A Skinny Guy Trained Like Arnold Schwarzenegger for 30 Days and Shared the Results

Fitness YouTuber Cole Baker has filmed a number of 30-day challenge videos in which he chooses a famous figure’s workout regime to follow, from calisthenics athletes to Avatar: The Last Airbender characters. In his most recent video, Baker spends a month training according the workout split favored by world-famous bodybuilder and action movie legend Arnold Schwarzenegger.

Day 1 is chest and back, consisting of bench press, incline dumbbell press, decline bench press, cable rows, lat pulldowns (all performed for 3 sets of 12), and pullups (3 sets to failure), usually finishing each workout with a burnout of a chest or back exercise.

Day 2 is arms, consisting of 3 sets of 12 tricep extensions, bicep curls, shoulder press, skull crushers, lateral raises, and preacher curls.

Day 3 is legs and abs. For the leg workout, Baker does squats (3 sets of 8), leg extensions, hamstring curls, leg press, and calf raises (all 3 sets of 12). “Normally we’d do two separate ab workouts, making sure to work our obliques in at least one of them,” he says. “Then after we finished abs, again we would just destroy our legs on a burnout exercise, like Bulgarian squats.”

He then repeats this cycle throughout the month, noting that the three-day split makes it easy to incorporate rest days whenever needed. “I thought this was a great split to follow,” he says. “I don’t know what it is, but working out your chest and your back on the same day just is a lot more satisfying than doing biceps and back, or chest and shoulders.”

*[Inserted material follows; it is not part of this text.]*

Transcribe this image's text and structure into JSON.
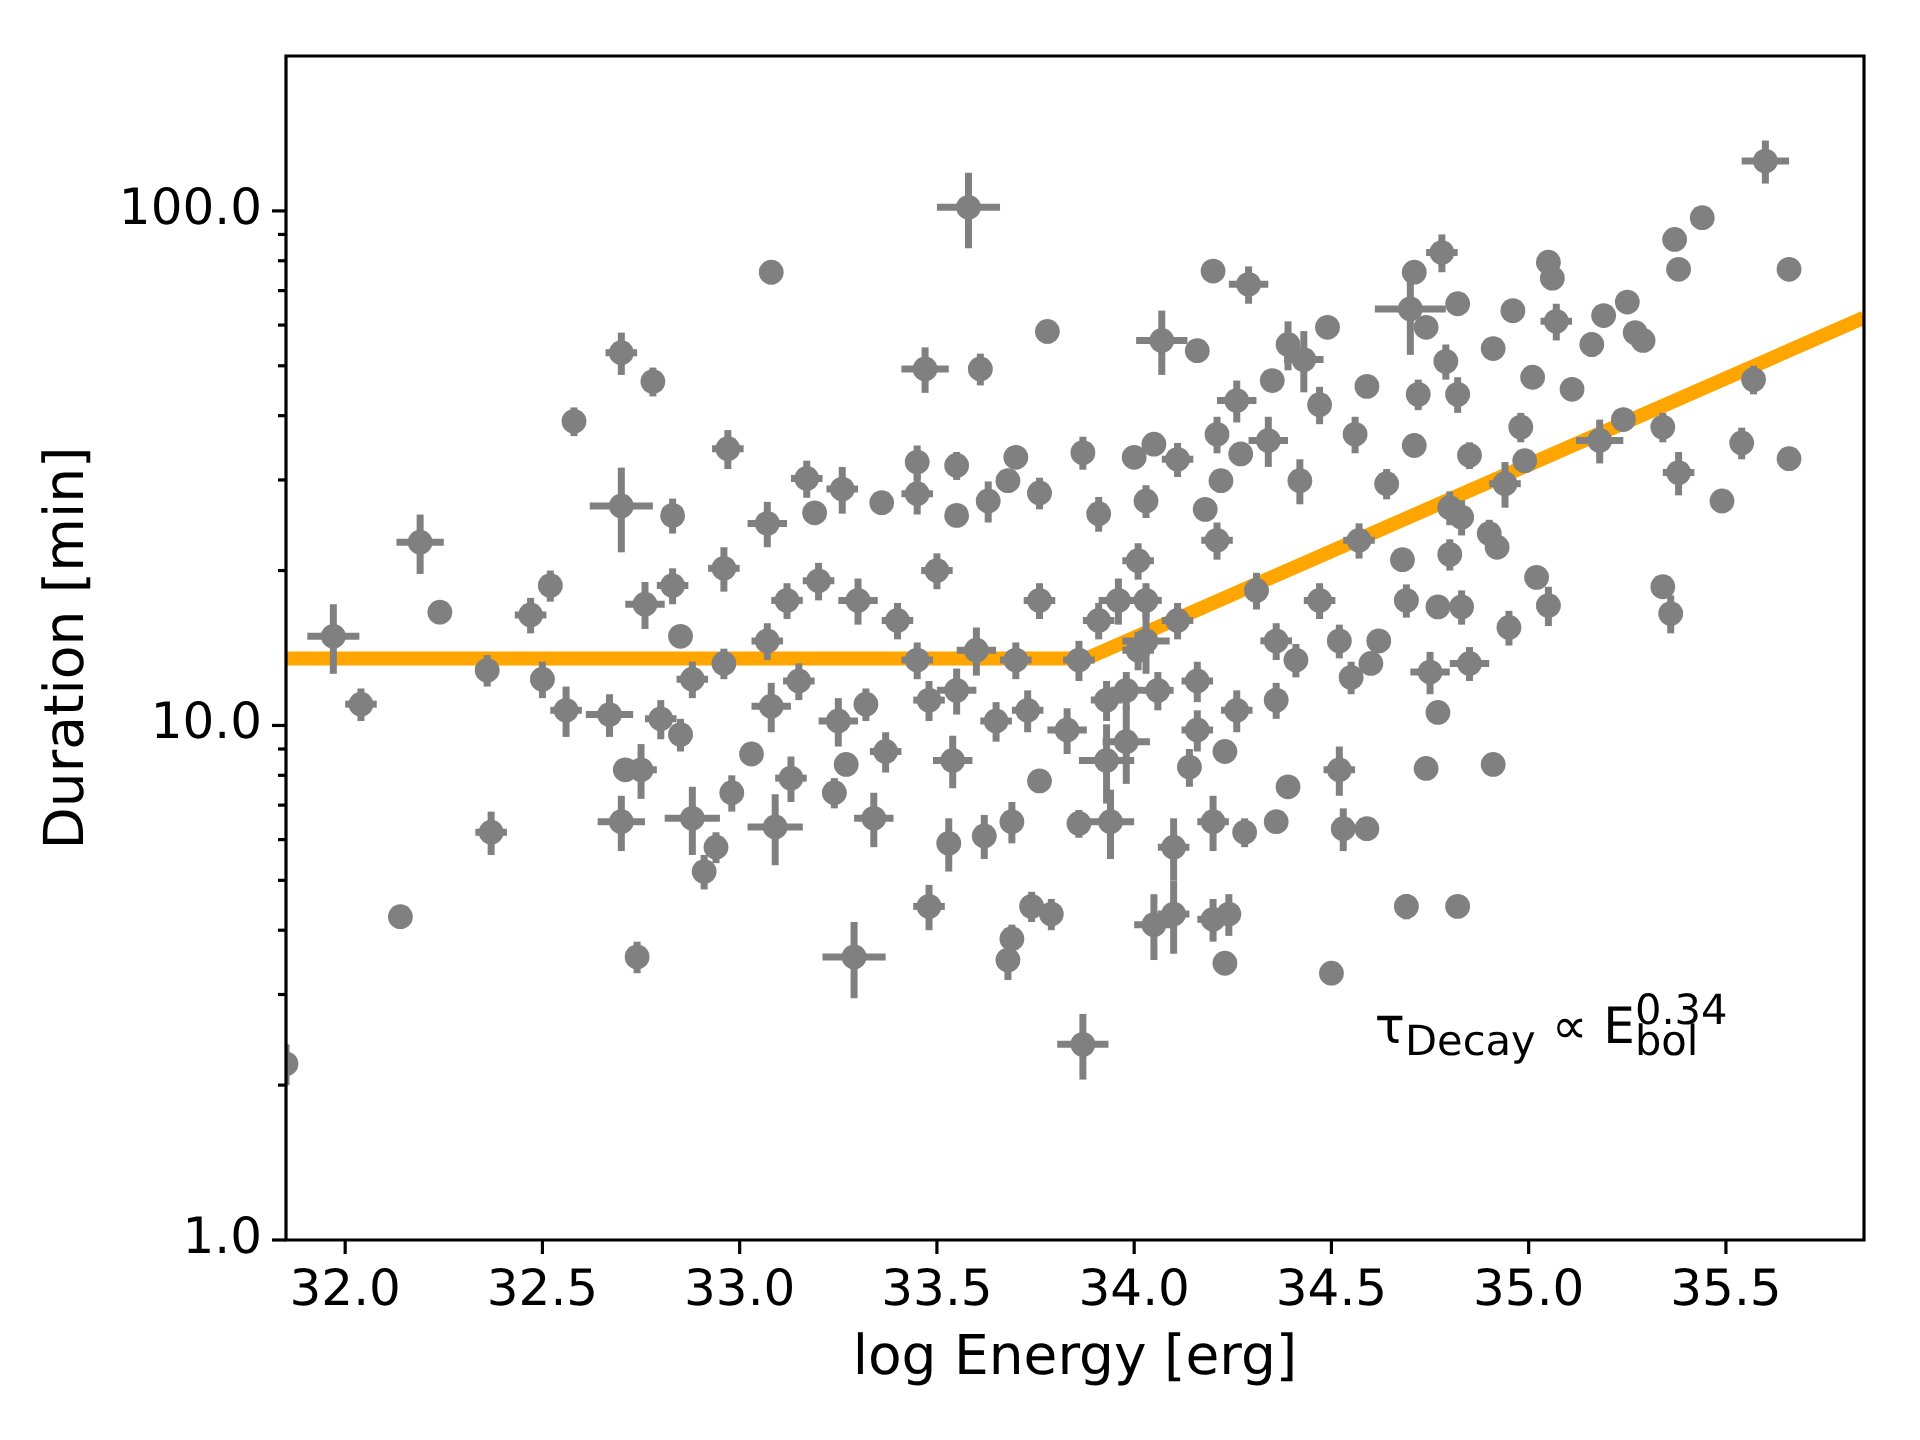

At the end of the challenge, Baker has put on some mass (the lack of a clear “before” photo makes it harder to track improvements in muscle definition), although he acknowledges he had also slightly increased his food intake during the challenge, so the weight gain is not entirely muscle.

“I weighed 166.4 pounds at the start of this, and that was the heaviest I had been in a long time,” he says. “However, after 30 days… I am now weighing over 170 pounds.”